“On the Blackness of the Panther”

“Many movies made by Hollywood have engaged in thought experiments about Africa. Some, made for American whites, resurrect colonial fantasy (“I once had a farm in Africa”), with the African roles either brutish or naive. Others, made for American blacks, have a goal of uplift, cloaking the African experience with a fictional grandeur. These fantasies, white and black, are always simplifications. There are fifty four African countries. What would it mean to dream with these already-existing countries themselves? What would it mean to dream with Mozambique, Sudan, Togo, or Libya, and think about their politics in all their hectic complexities? What would it look like to use that as a narrative frame, even for works of fiction?…
The nations and cities of Africa, as they are now, are each so consumed with the complexity of being their distinct selves from day to day that they cannot take on the thankless task of also being Hollywood’s “Africa.” African countries have always been in conversation with the world: an isolationist blackness is incoherent and impossible: we already been cosmopolitan. In the modern world, black is as unimaginable without white as white is unimaginable without black. What we are is shaped by the other, for better or worse (for us, mostly worse), but interaction is real. The way out is through. We can’t wish that away, not even as a storytelling fantasy…
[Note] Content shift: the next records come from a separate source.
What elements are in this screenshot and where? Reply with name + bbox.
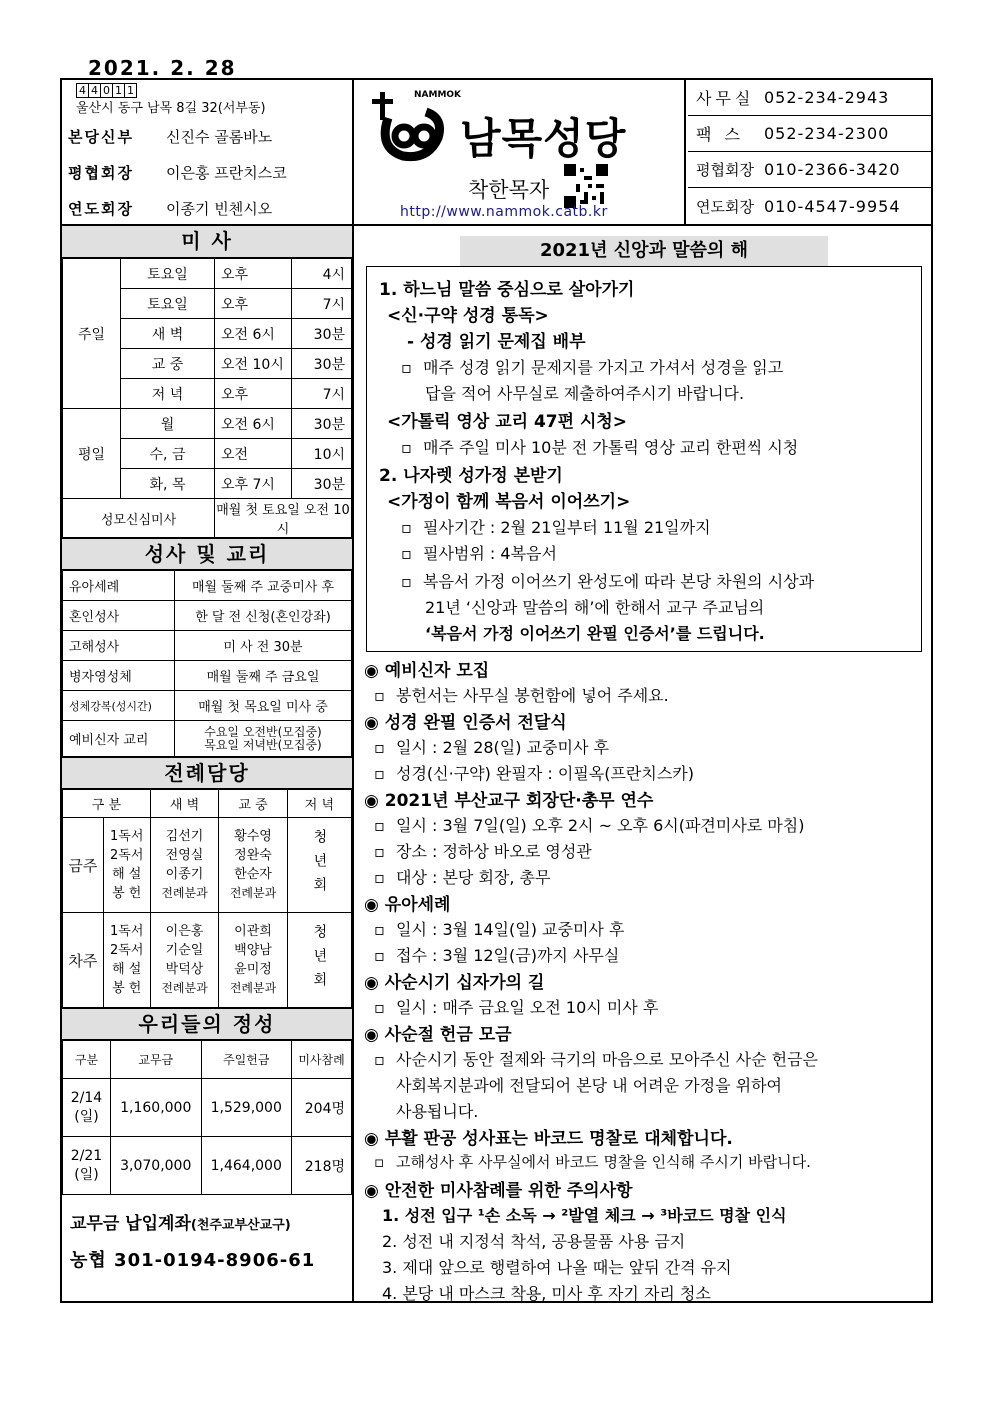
council-president-row [68,162,287,183]
offering-date: 2/14 (일) [63,1079,111,1137]
year-theme-banner: 2021년 신앙과 말씀의 해 [460,236,828,266]
offering-dues: 3,070,000 [111,1137,202,1195]
mass-time: 오후 [215,259,292,289]
this-week-label: 금주 [63,818,104,913]
role: 2독서 [110,848,144,863]
mass-day: 월 [121,409,215,439]
offering-sunday: 1,529,000 [201,1079,292,1137]
mass-time: 오전 10시 [215,349,292,379]
sacrament-name: 유아세례 [63,571,175,601]
offering-title: 우리들의 정성 [62,1008,352,1040]
theme-text: 21년 ‘신앙과 말씀의 해’에 한해서 교구 주교님의 [425,598,765,617]
contact-value: 052-234-2300 [764,124,890,143]
sacraments-table [62,570,352,757]
mass-minute: 7시 [292,379,352,409]
minister: 김선기 [165,829,204,844]
sacrament-name: 병자영성체 [63,661,175,691]
theme-item-2: 2. 나자렛 성가정 본받기 [379,466,563,486]
mass-minute: 30분 [292,409,352,439]
safety-rule: 2. 성전 내 지정석 착석, 공용물품 사용 금지 [382,1232,686,1251]
theme-subtitle: <가톨릭 영상 교리 47편 시청> [387,412,628,432]
mass-time: 오전 6시 [215,319,292,349]
account-number: 농협 301-0194-8906-61 [70,1250,316,1271]
mass-minute: 10시 [292,439,352,469]
weekday-label: 평일 [63,409,121,499]
minister: 전영실 [165,848,204,863]
contacts [688,80,931,224]
sunday-label: 주일 [63,259,121,409]
notice-text: ▫ 고해성사 후 사무실에서 바코드 명찰을 인식해 주시기 바랍니다. [374,1151,811,1172]
notice-text: ▫ 봉헌서는 사무실 봉헌함에 넣어 주세요. [374,683,669,706]
sacrament-info: 매월 둘째 주 교중미사 후 [175,571,352,601]
contact-label: 팩 스 [696,125,744,144]
theme-text: ▫ 매주 성경 읽기 문제지를 가지고 가셔서 성경을 읽고 [401,355,783,378]
offering-date: 2/21 (일) [63,1137,111,1195]
minister: 백양남 [234,943,272,958]
notice-text: ▫ 사순시기 동안 절제와 극기의 마음으로 모아주신 사순 헌금은 [374,1047,818,1070]
liturgy-roles [103,818,150,913]
zip-digit: 1 [124,83,137,98]
minister: 이종기 [165,867,204,882]
website-link[interactable]: http://www.nammok.catb.kr [400,204,608,220]
pastor-label: 본당신부 [68,128,134,146]
role: 1독서 [110,829,144,844]
theme-subtitle: <신·구약 성경 통독> [387,306,549,326]
offering-header: 교무금 [111,1041,202,1079]
council-president-name: 이은홍 프란치스코 [166,164,287,182]
theme-text: ▫ 복음서 가정 이어쓰기 완성도에 따라 본당 차원의 시상과 [401,569,814,592]
next-week-evening: 청년회 [287,913,351,1008]
notice-text: ▫ 일시 : 3월 7일(일) 오후 2시 ~ 오후 6시(파견미사로 마침) [374,813,804,836]
account-org: (천주교부산교구) [190,1218,291,1233]
contact-value: 010-4547-9954 [764,196,901,216]
liturgy-header: 교 중 [219,790,288,818]
notice-text: ▫ 성경(신·구약) 완필자 : 이필옥(프란치스카) [374,761,694,784]
sacrament-info: 한 달 전 신청(혼인강좌) [175,601,352,631]
catechism-info [175,721,352,757]
this-week-evening: 청년회 [287,818,351,913]
contact-value: 052-234-2943 [764,88,890,107]
mass-day: 새 벽 [121,319,215,349]
pastor-row [68,126,272,147]
notice-title: ◉ 사순시기 십자가의 길 [364,973,545,993]
zip-code [76,83,136,98]
offering-table [62,1040,352,1195]
mass-time: 오전 6시 [215,409,292,439]
notice-title: ◉ 2021년 부산교구 회장단·총무 연수 [364,791,654,811]
theme-item-1: 1. 하느님 말씀 중심으로 살아가기 [379,280,635,300]
notice-text: ▫ 일시 : 매주 금요일 오전 10시 미사 후 [374,995,658,1018]
liturgy-roles [103,913,150,1008]
yeondo-president-label: 연도회장 [68,200,134,218]
zip-digit: 4 [88,83,101,98]
offering-attendance: 218명 [292,1137,352,1195]
minister: 전례분과 [229,981,277,995]
role: 봉 헌 [112,886,142,901]
safety-rule: 4. 본당 내 마스크 착용, 미사 후 자기 자리 청소 [382,1284,711,1303]
notice-title: ◉ 사순절 헌금 모금 [364,1025,512,1045]
contact-council [688,152,931,188]
mass-minute: 30분 [292,349,352,379]
notice-text: ▫ 장소 : 정하상 바오로 영성관 [374,839,592,862]
sacrament-info: 미 사 전 30분 [175,631,352,661]
pastor-name: 신진수 골롬바노 [166,128,273,146]
theme-text: 답을 적어 사무실로 제출하여주시기 바랍니다. [425,384,745,403]
mass-time: 오후 [215,379,292,409]
sacrament-name: 혼인성사 [63,601,175,631]
notice-title: ◉ 안전한 미사참례를 위한 주의사항 [364,1181,633,1201]
minister: 이관희 [234,924,272,939]
theme-detail: - 성경 읽기 문제집 배부 [407,332,586,352]
notice-text: 사용됩니다. [396,1102,479,1121]
mass-day: 토요일 [121,289,215,319]
yeondo-president-name: 이종기 빈첸시오 [166,200,273,218]
yeondo-president-row [68,198,272,219]
notice-title: ◉ 예비신자 모집 [364,661,490,681]
contact-value: 010-2366-3420 [764,160,901,179]
minister: 윤미정 [234,962,272,977]
logo-small-text: NAMMOK [414,90,462,100]
mass-time: 오전 [215,439,292,469]
offering-header: 미사참례 [292,1041,352,1079]
account-heading [62,1195,352,1234]
theme-text: ▫ 매주 주일 미사 10분 전 가톨릭 영상 교리 한편씩 시청 [401,435,798,458]
mass-day: 교 중 [121,349,215,379]
catechism-class-2: 목요일 저녁반(모집중) [204,737,322,752]
mass-time: 오후 [215,289,292,319]
notice-text: ▫ 일시 : 2월 28(일) 교중미사 후 [374,735,609,758]
next-week-main [219,913,288,1008]
notice-title: ◉ 부활 판공 성사표는 바코드 명찰로 대체합니다. [364,1129,733,1149]
offering-header: 주일헌금 [201,1041,292,1079]
mass-schedule-table [62,258,352,538]
next-week-dawn [150,913,219,1008]
zip-digit: 1 [112,83,125,98]
sacraments-title: 성사 및 교리 [62,538,352,570]
mass-title: 미 사 [62,226,352,258]
notice-text: ▫ 접수 : 3월 12일(금)까지 사무실 [374,943,619,966]
qr-code-icon [564,164,608,208]
minister: 기순일 [165,943,204,958]
sacrament-name: 성체강복(성시간) [63,691,175,721]
mass-day: 토요일 [121,259,215,289]
theme-text: ▫ 필사기간 : 2월 21일부터 11월 21일까지 [401,515,711,538]
bulletin-date: 2021. 2. 28 [88,56,237,80]
mass-minute: 7시 [292,289,352,319]
mass-day: 화, 목 [121,469,215,499]
mass-day: 수, 금 [121,439,215,469]
theme-subtitle: <가정이 함께 복음서 이어쓰기> [387,492,631,512]
offering-sunday: 1,464,000 [201,1137,292,1195]
catechism-class-1: 수요일 오전반(모집중) [204,724,322,739]
account-label: 교무금 납입계좌 [70,1214,191,1234]
header-logo-area [354,80,686,224]
mass-minute: 30분 [292,319,352,349]
offering-dues: 1,160,000 [111,1079,202,1137]
notice-title: ◉ 유아세례 [364,895,451,915]
catechism-label: 예비신자 교리 [63,721,175,757]
theme-box [366,266,922,652]
liturgy-title: 전례담당 [62,757,352,789]
liturgy-table [62,789,352,1008]
minister: 이은홍 [165,924,204,939]
mass-minute: 4시 [292,259,352,289]
header [62,80,931,226]
liturgy-header: 새 벽 [150,790,219,818]
this-week-main [219,818,288,913]
role: 2독서 [110,943,144,958]
mass-day: 저 녁 [121,379,215,409]
sacrament-name: 고해성사 [63,631,175,661]
marian-mass-value: 매월 첫 토요일 오전 10시 [215,499,352,538]
contact-fax [688,116,931,152]
header-info [62,80,354,224]
theme-text: ▫ 필사범위 : 4복음서 [401,541,557,564]
contact-office [688,80,931,116]
minister: 정완숙 [234,848,272,863]
mass-minute: 30분 [292,469,352,499]
next-week-label: 차주 [63,913,104,1008]
role: 봉 헌 [112,981,142,996]
minister: 황수영 [234,829,272,844]
mass-time: 오후 7시 [215,469,292,499]
role: 1독서 [110,924,144,939]
theme-text: ‘복음서 가정 이어쓰기 완필 인증서’를 드립니다. [425,624,765,643]
notice-text: 사회복지분과에 전달되어 본당 내 어려운 가정을 위하여 [396,1076,783,1095]
role: 해 설 [112,867,142,882]
sacrament-info: 매월 첫 목요일 미사 중 [175,691,352,721]
notice-text: ▫ 대상 : 본당 회장, 총무 [374,865,550,888]
notice-text: ▫ 일시 : 3월 14일(일) 교중미사 후 [374,917,624,940]
minister: 전례분과 [161,886,208,900]
contact-label: 평협회장 [696,161,754,179]
marian-mass-label: 성모신심미사 [63,499,215,538]
church-name: 남목성당 [460,114,627,163]
this-week-dawn [150,818,219,913]
minister: 전례분과 [161,981,208,995]
church-logo [368,88,668,168]
safety-rule: 1. 성전 입구 ¹손 소독 → ²발열 체크 → ³바코드 명찰 인식 [382,1206,787,1225]
contact-label: 연도회장 [696,197,754,216]
address: 울산시 동구 남목 8길 32(서부동) [76,101,266,116]
contact-yeondo [688,188,931,224]
right-column [356,226,931,1303]
slogan: 착한목자 [468,178,550,202]
offering-attendance: 204명 [292,1079,352,1137]
liturgy-header: 구 분 [63,790,151,818]
council-president-label: 평협회장 [68,164,134,182]
zip-digit: 4 [76,83,89,98]
cross-logo-icon [368,88,458,168]
role: 해 설 [112,962,142,977]
minister: 전례분과 [229,886,277,900]
safety-rule: 3. 제대 앞으로 행렬하여 나올 때는 앞뒤 간격 유지 [382,1258,732,1277]
sacrament-info: 매월 둘째 주 금요일 [175,661,352,691]
minister: 한순자 [234,867,272,882]
contact-label: 사무실 [696,89,755,108]
left-column [62,226,354,1303]
bulletin-frame [60,78,933,1303]
offering-header: 구분 [63,1041,111,1079]
zip-digit: 0 [100,83,113,98]
liturgy-header: 저 녁 [287,790,351,818]
minister: 박덕상 [165,962,204,977]
notice-title: ◉ 성경 완필 인증서 전달식 [364,713,567,733]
against the high gloss white of anti-black America, blackness visible is a relief and a riot. That is something you learn when you learn black. Marvel? Disney? Please. I won’t belabor the obvious. But black visibility, black enthusiasm (in a time of death), black spectatorship, and black skepticism: where we meet is where we meet.”

I found this bit weirdly inspiring — “Those who have to learn black also expand what black can be.”